DICO

A vos salaires, prêts... Déclarez !
L'essentiel est souvent dit dès les premières cases. Vous y déclarez en effet vos revenus professionnels (avril 2008).
C'est la première étape, et pour beaucoup d'entre vous, la plus importante : Cadre 1, page
3 de votre déclaration, vous devez déclarer pour leur montant net de cotisations sociales vos rémunérations
professionnelles, celles de votre conjoint ou partenaire d'un PACS, et celles des personnes à votre charge.
Dans la quasi-totalité des cas, vous n'avez pas à déduire vos cotisations sociales : l'administration
connaît déjà le montant net que vous avez touché, car votre employeur a déclaré de
son côté tout ce qu'il vous a versé.
Traitements, salaires, appointements, primes, émoluments...
quels que soient leurs noms, ces rémunérations sont imposables. En théorie, ces éléments
sont connus de l'administration et figurent dans votre déclaration pré-remplie.
Vérifiez systématiquement
la case AJ et la case AP : elles doivent correspondre aux chiffres indiqués sur votre fiche de paie de décembre
2007.
Les montants sont erronés ? Corrigez (vous pouvez joindre un courrier explicatif si vous jugez le
détail nécessaire).
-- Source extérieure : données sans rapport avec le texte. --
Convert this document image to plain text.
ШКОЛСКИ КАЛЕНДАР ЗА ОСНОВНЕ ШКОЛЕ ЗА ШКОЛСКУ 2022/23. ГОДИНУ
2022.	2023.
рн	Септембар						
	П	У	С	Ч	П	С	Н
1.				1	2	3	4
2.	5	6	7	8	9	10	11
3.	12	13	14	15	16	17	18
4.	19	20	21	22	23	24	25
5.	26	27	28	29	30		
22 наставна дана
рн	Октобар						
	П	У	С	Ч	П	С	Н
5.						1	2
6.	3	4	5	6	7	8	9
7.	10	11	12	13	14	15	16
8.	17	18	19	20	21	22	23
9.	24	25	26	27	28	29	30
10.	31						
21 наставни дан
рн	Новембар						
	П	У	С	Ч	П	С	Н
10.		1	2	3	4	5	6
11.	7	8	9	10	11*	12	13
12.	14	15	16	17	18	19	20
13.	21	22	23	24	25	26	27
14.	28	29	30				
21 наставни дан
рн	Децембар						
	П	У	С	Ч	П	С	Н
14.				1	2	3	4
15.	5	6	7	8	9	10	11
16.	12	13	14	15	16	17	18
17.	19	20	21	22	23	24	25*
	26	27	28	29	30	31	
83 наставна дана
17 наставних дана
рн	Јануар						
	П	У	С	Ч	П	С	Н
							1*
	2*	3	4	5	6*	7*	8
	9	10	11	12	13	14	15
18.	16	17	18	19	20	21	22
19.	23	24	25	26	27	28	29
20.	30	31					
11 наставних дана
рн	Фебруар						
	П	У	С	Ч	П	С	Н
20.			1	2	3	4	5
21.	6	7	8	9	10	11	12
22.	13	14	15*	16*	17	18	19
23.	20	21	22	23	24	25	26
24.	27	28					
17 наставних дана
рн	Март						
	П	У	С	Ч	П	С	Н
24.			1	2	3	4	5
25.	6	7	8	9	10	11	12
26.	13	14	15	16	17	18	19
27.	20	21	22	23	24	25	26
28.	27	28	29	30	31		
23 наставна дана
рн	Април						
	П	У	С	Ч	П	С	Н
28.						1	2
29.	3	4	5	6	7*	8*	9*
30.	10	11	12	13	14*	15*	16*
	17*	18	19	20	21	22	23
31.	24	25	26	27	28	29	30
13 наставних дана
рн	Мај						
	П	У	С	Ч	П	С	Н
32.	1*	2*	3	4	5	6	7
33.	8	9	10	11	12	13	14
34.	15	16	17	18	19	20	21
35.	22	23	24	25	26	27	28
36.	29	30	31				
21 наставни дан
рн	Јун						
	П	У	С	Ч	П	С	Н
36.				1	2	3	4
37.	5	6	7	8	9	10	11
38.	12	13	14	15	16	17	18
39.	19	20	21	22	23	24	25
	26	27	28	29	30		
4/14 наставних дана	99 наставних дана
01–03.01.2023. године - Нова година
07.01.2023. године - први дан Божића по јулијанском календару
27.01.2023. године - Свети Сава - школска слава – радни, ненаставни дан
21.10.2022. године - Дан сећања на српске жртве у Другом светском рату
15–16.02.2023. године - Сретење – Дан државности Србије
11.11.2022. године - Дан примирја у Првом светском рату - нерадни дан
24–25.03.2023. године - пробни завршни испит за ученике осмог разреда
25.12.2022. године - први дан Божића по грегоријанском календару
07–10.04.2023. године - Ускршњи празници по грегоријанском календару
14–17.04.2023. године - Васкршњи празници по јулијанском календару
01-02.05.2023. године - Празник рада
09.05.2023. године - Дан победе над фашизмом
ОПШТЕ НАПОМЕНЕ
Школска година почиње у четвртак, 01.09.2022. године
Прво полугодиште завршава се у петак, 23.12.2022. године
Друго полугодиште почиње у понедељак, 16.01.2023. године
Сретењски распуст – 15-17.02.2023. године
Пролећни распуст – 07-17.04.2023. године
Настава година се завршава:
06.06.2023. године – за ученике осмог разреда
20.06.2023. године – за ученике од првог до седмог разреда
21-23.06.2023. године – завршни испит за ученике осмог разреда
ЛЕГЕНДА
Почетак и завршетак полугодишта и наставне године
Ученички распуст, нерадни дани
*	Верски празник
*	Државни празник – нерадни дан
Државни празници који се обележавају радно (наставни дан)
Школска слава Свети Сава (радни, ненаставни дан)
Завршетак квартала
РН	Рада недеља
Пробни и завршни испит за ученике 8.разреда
Les revenus des personnes à charge ou rattachés ne sont pas préremplis
: pensez à les rajouter.
Dans cette rubrique, il faut aussi déclarer certaines allocations (chômage et préretraite
dans la case AP), conventions de conversion...
Sont ainsi à déclarer (non-exhaustif) :
- Les indemnités journalières en cas de maternité ou de maladie ou d'accident non professionnel
- Les rémunérations de stages dans le cadre de conventions de formation (FNE)
- Certaines sommes reçues la sortie d'un CET (celles qui ne sont pas issues de la participation, de l'intéressement, d'un PEE ou d'un PEI)
- Les sommes transférées d'un CET vers un PEE, un PEI ou un PERCO qui ne correspondent pas à l'abondement de l'employeur
Voir aussi Revenus
exonérés d'impôt
Ce n'est ni un cadeau ni un coup de pouce. Simplement une estimation destinée à compenser vos frais professionnels. Si vous estimez que ces frais dépassent 10% de votre rémunération, n'hésitez donc pas à opter pour les frais réels. Vous pourrez ainsi déduire davantage.